Help for dealing with multi process


I am a rust starter, and I got a little stuck while planning my first project, which can be used for word frequency analyzing in a text file.

The basic feature has been implemented last week ( Update · freeze-dolphin/rfreq@1680e60 · GitHub )
But there is one problem: it takes too much time while performing on a big file.

So I decided to use multi process, but I am really confused about it.


You can check the source code from the link below:
(note that this commit contains error)

My idea is to read the whole file first, and then separate the whole content into several parts and distribute them into threads.
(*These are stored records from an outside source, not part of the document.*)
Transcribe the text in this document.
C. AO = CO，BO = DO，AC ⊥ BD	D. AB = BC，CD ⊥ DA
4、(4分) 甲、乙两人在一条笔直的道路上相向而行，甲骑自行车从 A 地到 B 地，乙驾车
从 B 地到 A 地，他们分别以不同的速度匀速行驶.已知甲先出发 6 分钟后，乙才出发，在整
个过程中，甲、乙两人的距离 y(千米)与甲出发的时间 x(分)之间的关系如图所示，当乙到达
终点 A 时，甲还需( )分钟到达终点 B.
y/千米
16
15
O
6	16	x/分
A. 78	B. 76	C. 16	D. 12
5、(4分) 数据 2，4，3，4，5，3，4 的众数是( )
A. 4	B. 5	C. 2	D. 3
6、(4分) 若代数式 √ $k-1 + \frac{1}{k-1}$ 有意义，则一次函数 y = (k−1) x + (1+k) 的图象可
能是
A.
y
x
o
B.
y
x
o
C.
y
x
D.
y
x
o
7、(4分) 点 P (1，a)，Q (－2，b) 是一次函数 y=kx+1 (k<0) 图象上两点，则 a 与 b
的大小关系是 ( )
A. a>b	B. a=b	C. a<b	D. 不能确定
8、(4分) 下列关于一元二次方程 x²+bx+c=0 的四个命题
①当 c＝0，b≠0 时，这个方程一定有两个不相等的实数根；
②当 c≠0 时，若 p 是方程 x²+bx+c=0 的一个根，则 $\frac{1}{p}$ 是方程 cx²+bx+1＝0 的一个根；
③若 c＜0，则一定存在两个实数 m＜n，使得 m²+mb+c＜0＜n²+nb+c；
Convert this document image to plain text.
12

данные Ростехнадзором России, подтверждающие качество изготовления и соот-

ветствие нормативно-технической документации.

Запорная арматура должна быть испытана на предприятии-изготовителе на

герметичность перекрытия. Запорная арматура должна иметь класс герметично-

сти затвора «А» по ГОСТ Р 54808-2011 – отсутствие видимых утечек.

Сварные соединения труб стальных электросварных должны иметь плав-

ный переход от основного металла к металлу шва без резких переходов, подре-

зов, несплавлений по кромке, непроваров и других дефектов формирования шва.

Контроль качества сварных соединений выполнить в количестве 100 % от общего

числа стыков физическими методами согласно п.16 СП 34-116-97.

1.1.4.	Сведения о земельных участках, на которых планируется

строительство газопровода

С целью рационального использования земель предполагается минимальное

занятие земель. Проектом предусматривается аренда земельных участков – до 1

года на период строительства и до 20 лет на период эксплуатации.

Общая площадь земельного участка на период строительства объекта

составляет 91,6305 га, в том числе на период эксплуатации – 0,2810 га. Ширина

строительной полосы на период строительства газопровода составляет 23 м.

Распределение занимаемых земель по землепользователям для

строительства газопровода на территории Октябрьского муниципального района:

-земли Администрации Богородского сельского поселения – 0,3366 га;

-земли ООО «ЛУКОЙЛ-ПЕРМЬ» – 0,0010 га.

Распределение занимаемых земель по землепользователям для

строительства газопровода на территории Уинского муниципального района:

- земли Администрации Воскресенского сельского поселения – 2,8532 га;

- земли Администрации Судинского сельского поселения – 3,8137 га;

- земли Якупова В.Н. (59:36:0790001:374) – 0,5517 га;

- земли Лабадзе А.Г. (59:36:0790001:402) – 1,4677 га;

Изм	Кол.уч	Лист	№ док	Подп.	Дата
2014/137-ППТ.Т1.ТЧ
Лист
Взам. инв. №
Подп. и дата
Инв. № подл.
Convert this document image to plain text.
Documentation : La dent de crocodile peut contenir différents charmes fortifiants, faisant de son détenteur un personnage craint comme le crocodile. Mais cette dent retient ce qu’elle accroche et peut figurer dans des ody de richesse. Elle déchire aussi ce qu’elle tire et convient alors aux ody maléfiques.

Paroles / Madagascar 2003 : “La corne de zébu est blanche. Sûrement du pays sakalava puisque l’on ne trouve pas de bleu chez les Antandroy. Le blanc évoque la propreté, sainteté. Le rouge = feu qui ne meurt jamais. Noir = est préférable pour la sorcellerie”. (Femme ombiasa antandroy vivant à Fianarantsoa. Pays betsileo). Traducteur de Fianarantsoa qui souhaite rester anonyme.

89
The threads will perform the analysis separately and after all the work are done, the result will be collected into one HashMap and be printed out in some format.

I may not active on this forum, so a PR on my repo will bring me much convenience!

You will need to define what "too much time" or a "large file" means precisely. I have a hunch that reading such large files into memory will not be sustainable (or perhaps even possible). You may want to consider memory mapping in this case.

It also matters how you are running the program. Are you building in release mode? Can you assume reading directly from a file or do you need to support piping (which prevents mmapping)?

1 Like

Um... I think I did ask a stupid question.
It really takes a little time to analyze the whole Harry Potter in release mode, which will take at least 1 min in debug mode.

I don't think analyzing oversized files (about 1TB) will be in my recent plan, as I just started my 'journey of rust'.